To explore which stopwords are most common in the dataset, we can use the following approach:



In [None]:
from nltk.corpus import stopwords

stopwords.words('english')

def plot_stopwords(label):
    tweets_stopwords = {}
    for words in X_train[X_train['target'] == label]['text'].str.split():
        sw = list(set(words).intersection(stopwords.words('english')))
        for w in sw:
            if w in tweets_stopwords.keys():
                tweets_stopwords[w] += 1
            else:
                tweets_stopwords[w] = 1

    top = sorted(tweets_stopwords.items(), key=lambda x:x[1],reverse=True)[:10]
    plt.bar(*zip(*top))
    plt.show()

plot_stopwords(0)
plot_stopwords(1)

This will display the 10 most frequent stopwords in disaster and non-disaster tweets separately.

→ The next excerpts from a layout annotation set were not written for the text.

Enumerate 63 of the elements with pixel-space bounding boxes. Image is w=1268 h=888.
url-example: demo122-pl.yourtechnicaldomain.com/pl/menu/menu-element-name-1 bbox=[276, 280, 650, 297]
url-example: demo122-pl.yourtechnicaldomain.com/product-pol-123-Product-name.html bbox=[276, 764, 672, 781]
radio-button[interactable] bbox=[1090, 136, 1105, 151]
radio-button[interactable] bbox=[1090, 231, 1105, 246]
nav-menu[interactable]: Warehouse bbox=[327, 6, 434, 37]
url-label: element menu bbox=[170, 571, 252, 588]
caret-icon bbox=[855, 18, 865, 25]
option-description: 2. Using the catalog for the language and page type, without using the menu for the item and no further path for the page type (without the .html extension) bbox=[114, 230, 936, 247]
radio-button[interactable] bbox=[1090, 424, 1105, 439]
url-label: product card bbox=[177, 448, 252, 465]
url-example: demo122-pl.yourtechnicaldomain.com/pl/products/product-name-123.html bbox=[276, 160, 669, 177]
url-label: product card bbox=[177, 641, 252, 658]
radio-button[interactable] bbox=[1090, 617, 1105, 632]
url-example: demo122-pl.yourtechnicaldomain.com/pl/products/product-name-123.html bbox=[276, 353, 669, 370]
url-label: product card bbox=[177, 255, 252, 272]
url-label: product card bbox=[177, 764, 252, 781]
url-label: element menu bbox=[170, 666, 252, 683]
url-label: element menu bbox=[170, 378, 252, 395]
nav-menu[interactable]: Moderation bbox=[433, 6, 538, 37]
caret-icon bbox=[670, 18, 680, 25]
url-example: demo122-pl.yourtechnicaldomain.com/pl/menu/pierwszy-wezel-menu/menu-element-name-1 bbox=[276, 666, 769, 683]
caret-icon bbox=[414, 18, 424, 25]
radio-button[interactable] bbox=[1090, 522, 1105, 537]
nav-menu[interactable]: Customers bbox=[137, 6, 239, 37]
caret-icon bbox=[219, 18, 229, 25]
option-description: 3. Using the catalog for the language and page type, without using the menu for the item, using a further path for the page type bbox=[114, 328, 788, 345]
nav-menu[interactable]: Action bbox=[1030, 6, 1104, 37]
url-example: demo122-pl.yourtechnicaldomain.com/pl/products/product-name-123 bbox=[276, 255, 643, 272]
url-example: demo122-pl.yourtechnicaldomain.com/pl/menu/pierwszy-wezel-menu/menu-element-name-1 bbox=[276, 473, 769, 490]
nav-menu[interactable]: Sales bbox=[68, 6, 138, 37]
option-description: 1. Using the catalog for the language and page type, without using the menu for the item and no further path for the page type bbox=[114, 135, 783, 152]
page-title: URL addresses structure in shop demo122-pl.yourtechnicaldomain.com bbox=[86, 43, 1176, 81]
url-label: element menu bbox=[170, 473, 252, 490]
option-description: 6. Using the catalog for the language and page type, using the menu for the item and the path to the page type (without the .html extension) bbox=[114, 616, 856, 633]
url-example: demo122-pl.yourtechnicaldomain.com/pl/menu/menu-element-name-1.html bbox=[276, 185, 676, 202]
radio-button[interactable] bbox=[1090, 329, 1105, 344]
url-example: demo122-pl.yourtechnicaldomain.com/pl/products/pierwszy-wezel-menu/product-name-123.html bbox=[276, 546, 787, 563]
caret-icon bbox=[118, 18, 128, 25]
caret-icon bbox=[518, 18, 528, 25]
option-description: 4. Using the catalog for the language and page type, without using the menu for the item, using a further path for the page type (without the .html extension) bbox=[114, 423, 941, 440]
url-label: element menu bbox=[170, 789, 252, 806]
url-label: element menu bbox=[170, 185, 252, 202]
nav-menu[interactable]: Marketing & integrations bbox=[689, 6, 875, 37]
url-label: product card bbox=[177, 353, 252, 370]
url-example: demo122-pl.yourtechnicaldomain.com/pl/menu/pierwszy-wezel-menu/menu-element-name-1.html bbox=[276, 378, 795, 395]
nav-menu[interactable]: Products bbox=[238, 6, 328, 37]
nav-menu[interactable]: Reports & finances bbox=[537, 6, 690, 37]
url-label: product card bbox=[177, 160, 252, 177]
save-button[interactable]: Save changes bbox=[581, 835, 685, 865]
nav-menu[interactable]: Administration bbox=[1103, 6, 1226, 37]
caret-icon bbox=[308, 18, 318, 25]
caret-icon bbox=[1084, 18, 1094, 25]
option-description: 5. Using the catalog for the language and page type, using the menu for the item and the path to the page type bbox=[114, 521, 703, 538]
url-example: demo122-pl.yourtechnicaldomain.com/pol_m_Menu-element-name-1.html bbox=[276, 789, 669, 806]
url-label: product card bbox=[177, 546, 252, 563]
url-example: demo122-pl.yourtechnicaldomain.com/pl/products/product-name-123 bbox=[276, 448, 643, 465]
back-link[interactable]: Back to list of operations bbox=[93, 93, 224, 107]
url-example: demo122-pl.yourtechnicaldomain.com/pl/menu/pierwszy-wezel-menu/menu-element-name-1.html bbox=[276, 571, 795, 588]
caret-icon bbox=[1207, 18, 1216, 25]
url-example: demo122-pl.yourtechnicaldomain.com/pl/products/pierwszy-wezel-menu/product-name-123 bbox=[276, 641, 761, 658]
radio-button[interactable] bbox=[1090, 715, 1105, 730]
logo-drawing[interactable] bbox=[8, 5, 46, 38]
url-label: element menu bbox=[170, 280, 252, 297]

## 2.6 Punctuation Marks Analysis

Next, we analyze the punctuation marks used in the tweets. Punctuation marks can play a role in sentiment analysis and text classification. We examine the most frequently used punctuation marks in both disaster-related and non-disaster-related tweets:

In [None]:
import string

def plot_punctuation(label):
    tweets_punctuation = {}
    for words in X_train[X_train['target'] == label]['text'].str.split():
        sw = list(set(words).intersection(string.punctuation))
        for w in sw:
            if w in tweets_punctuation.keys():
                tweets_punctuation[w] += 1
            else:
                tweets_punctuation[w] = 1

    top = sorted(tweets_punctuation.items(), key=lambda x:x[1], reverse=True)[:20]
    plt.figure(figsize=(10, 5))
    plt.bar(*zip(*top))
    plt.show()

plot_punctuation(0)
plot_punctuation(1)


This will plot the most common punctuation marks for both types of tweets.

## 2.7 N-grams Analysis

Finally, we perform an analysis of n-grams, which are sequences of n consecutive words. N-grams are useful for capturing patterns in text and can help us understand frequently occurring phrases or expressions.

In [None]:
from sklearn.feature_extraction.text import CountVectorizer

cv = CountVectorizer(ngram_range=(2, 2))
sum_words = cv.fit_transform(X_train['text']).sum(axis=0)

# Calculate frequency of n-grams
words_freq = [(word, sum_words[0, idx]) for word, idx in cv.vocabulary_.items()]
words_freq = sorted(words_freq, key=lambda x: x[1], reverse=True)[:20]

plt.figure(figsize=(15, 7))
plt.barh(*zip(*words_freq))
plt.show()

This analysis will highlight the top 20 most frequent 2-grams (bigrams) in the dataset.

These visualizations and additional feature calculations provide deeper insights into the structure and content of the dataset. By understanding features like word count, stopwords, punctuation marks, and n-grams, we can better prepare our data for modeling. Moreover, the analysis helps identify any potential biases or patterns that could influence the performance of the model, ensuring that we approach the task of disaster tweet classification in a well-informed manner.